Les femmes travaillant dans l'industrie des boda boda (taxis-motos) à Kampala, en Ouganda, ont exprimé leurs préoccupations concernant les conditions de travail difficiles, la stigmatisation persistante et la hausse des accidents, selon un rapport du Daily Monitor du 10 mai 2026. Les conductrices, s'exprimant lors d'un événement de la fête des mères organisé par l'Association des femmes conductrices de boda boda d'Ouganda, ont appelé à une meilleure sécurité routière et à une protection accrue pour les femmes.
L'événement a souligné que les femmes sont confrontées au harcèlement de la part de collègues masculins et de clients, ainsi qu'à un manque d'accès à des équipements de sécurité et à une formation. La présidente de l'association, Sarah Nakato, a déclaré que de nombreuses femmes ont été contraintes de quitter l'industrie en raison de ces défis. Le rapport a noté que les accidents impliquant des boda boda ont augmenté de 15 % à Kampala au cours de l'année écoulée, selon les données de la police.
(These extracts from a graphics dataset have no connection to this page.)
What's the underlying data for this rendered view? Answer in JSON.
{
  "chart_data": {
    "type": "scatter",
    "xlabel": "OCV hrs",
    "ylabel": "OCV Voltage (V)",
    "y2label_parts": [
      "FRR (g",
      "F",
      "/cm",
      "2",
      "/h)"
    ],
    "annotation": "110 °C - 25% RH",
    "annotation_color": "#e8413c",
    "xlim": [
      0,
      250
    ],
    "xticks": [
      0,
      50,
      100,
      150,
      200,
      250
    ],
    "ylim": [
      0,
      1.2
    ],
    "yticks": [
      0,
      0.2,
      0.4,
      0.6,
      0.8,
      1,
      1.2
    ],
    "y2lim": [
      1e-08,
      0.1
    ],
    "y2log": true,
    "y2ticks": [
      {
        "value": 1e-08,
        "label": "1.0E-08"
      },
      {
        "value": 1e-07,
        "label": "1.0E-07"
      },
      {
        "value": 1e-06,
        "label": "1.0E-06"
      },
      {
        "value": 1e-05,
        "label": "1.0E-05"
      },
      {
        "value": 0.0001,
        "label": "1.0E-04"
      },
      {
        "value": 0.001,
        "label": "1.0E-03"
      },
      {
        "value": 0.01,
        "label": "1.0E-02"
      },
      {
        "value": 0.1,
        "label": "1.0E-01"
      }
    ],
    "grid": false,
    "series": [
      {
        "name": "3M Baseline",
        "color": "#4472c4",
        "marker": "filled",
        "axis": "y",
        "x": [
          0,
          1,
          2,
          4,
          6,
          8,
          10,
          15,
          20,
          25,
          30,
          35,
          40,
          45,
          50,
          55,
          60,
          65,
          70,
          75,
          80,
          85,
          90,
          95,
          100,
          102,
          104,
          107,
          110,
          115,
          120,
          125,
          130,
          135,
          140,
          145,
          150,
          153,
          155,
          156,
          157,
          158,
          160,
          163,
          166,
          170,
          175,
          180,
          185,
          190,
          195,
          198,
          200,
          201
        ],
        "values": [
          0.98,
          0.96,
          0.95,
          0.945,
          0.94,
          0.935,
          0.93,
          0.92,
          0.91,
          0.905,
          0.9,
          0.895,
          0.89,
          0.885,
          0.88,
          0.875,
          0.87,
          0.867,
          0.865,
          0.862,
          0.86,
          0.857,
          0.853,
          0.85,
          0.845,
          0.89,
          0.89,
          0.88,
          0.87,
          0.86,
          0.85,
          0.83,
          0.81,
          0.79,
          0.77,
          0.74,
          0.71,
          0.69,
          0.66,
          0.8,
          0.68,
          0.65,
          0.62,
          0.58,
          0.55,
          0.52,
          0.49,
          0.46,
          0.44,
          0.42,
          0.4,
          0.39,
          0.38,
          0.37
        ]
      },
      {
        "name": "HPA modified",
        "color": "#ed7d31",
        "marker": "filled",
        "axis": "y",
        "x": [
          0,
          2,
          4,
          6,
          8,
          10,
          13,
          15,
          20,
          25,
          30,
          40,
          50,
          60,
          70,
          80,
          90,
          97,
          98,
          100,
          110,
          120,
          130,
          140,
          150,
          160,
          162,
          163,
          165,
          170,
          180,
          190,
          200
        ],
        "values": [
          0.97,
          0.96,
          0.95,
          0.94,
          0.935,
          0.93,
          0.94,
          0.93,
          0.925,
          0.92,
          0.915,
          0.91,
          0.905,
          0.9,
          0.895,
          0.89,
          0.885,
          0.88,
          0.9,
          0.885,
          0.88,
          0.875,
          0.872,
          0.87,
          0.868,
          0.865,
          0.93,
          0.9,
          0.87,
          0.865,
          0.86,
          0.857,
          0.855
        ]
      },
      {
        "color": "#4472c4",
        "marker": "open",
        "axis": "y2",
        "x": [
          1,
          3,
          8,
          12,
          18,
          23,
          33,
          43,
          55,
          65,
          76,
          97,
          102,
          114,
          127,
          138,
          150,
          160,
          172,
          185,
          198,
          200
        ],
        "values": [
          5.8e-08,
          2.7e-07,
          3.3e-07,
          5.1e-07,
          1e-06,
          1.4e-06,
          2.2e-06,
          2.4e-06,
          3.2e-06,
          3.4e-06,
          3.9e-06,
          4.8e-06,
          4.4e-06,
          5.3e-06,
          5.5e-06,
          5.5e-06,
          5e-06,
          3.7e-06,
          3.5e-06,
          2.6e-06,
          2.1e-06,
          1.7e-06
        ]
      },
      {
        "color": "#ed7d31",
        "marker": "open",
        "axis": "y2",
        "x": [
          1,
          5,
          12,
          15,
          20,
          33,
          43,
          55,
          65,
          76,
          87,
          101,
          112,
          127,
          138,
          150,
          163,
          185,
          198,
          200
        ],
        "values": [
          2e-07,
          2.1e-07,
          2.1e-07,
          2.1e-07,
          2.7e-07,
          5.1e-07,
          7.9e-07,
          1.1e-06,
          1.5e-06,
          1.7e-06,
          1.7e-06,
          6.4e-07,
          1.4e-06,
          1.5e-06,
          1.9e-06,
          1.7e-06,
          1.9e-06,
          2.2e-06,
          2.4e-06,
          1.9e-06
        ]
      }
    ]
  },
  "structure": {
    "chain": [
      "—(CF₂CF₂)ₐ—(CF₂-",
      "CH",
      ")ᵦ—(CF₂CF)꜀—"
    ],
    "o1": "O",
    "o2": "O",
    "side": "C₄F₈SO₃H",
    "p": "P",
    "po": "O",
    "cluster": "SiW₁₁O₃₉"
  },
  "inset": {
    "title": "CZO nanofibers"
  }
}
En réponse, l'Autorité de la capitale de Kampala (KCCA) a annoncé des plans pour introduire une formation obligatoire à la sécurité pour tous les conducteurs de boda boda, avec un accent sur les femmes. Cette initiative vise à réduire les accidents et à améliorer les conditions de travail. Le gouvernement s'est également engagé à lutter contre la stigmatisation par le biais de campagnes de sensibilisation du public.
L'article n'a pas fourni de statistiques spécifiques sur le nombre de femmes dans l'industrie, mais l'association estime que les femmes représentent moins de 5 % des conducteurs de boda boda à Kampala. Les conductrices ont souligné le besoin de soutien financier et d'accès à des prêts pour acheter des motos et des équipements de sécurité.